Scammers send a text that appears to be intended for someone other than the victim. When the victim corrects the scammer’s “mistake,” the scammer strikes up a conversation with the victim.

These wrong number scams tend to be long-term, with the scammer trying to earn the victim’s friendship and trust through repeated contact over months or even years. The scammer might even pretend to develop romantic feelings for the victim. The goal is to steal the victim’s money through a fake investment opportunity, a request for a loan or a similar story.

In this scam, called multifactor authentication (MFA) fraud, a hacker who already has a victim's username and password tries to steal the verification code or one-time password required to access the victim's account.

The hacker might pose as one of the victim’s friends, claim to have been locked out of their Instagram or Facebook account, and ask the victim to receive a code for them. The victim gets an MFA code—which is actually for their own account—and gives it to the hacker.

Some smishing scams trick victims into downloading seemingly legitimate apps—for example, file managers, digital payment apps, even antivirus apps—that are in fact malware or ransomware.

Phishing is a broad term for cyberattacks that use social engineering to trick victims into paying money, handing over sensitive information or downloading malware. Smishing and vishing are just two kinds of phishing attacks that hackers can use on their victims.

The main difference between the different types of phishing attacks is the medium used to carry out the attacks. In smishing attacks, hackers target their victims using text messages or SMS. In vishing attacks (short for “voice phishing”), hackers use voice communication like phone calls and voicemails to pose as legitimate organizations and manipulate victims.
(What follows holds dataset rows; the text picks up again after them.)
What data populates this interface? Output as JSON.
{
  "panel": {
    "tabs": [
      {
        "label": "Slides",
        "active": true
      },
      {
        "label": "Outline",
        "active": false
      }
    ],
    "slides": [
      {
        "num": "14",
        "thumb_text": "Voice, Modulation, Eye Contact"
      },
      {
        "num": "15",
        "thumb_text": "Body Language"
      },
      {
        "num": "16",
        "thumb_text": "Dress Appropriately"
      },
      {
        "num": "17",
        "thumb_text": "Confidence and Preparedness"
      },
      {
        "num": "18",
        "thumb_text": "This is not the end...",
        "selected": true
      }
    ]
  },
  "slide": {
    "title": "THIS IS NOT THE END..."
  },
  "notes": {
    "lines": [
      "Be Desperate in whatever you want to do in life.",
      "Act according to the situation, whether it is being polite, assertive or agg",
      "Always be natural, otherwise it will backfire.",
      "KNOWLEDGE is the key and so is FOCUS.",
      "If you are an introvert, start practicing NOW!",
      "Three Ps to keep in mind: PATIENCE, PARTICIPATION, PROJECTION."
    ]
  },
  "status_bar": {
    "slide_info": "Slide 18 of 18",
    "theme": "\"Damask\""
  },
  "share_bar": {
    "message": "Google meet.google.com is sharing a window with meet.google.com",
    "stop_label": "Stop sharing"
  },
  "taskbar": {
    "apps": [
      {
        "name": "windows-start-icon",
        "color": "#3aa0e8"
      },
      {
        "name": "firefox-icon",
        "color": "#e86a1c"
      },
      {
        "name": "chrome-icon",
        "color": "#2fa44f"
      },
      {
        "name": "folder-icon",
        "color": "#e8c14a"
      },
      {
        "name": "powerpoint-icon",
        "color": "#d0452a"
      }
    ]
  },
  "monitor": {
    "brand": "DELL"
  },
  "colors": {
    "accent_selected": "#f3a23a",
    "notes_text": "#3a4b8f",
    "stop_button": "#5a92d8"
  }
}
To help combat smishing scams, the FCC adopted a new rule that requires wireless providers to block likely spam texts from suspicious numbers, including unused or invalid phone numbers.⁶

However, no spam filter is perfect, and cybercriminals are always working on ways to get around these measures. Individuals and organizations can take additional steps to strengthen their defenses against smishing attacks, including:

Android and iOS operating systems have built-in protections and functions, like blocking unapproved apps and filtering suspicious texts to a spam folder.

At the organizational level, companies can use unified endpoint management (UEM) solutions and fraud detection tools to set mobile security controls, enforce security policies and intercept malicious activity.

Organizations can stop more scams by training employees to recognize the warning signs of cyberattacks and smishing attempts, such as unusual phone numbers, unknown senders, unexpected URLs and a heightened sense of urgency.

Many organizations use smishing simulations to help employees practice new cybersecurity skills. These simulations can also help security teams uncover vulnerabilities in computer systems and organizational policies that expose the business to scams.

Organizations can remediate these vulnerabilities by combining threat detection tools with policies for handling sensitive data, authorizing payments and verifying requests before acting on them.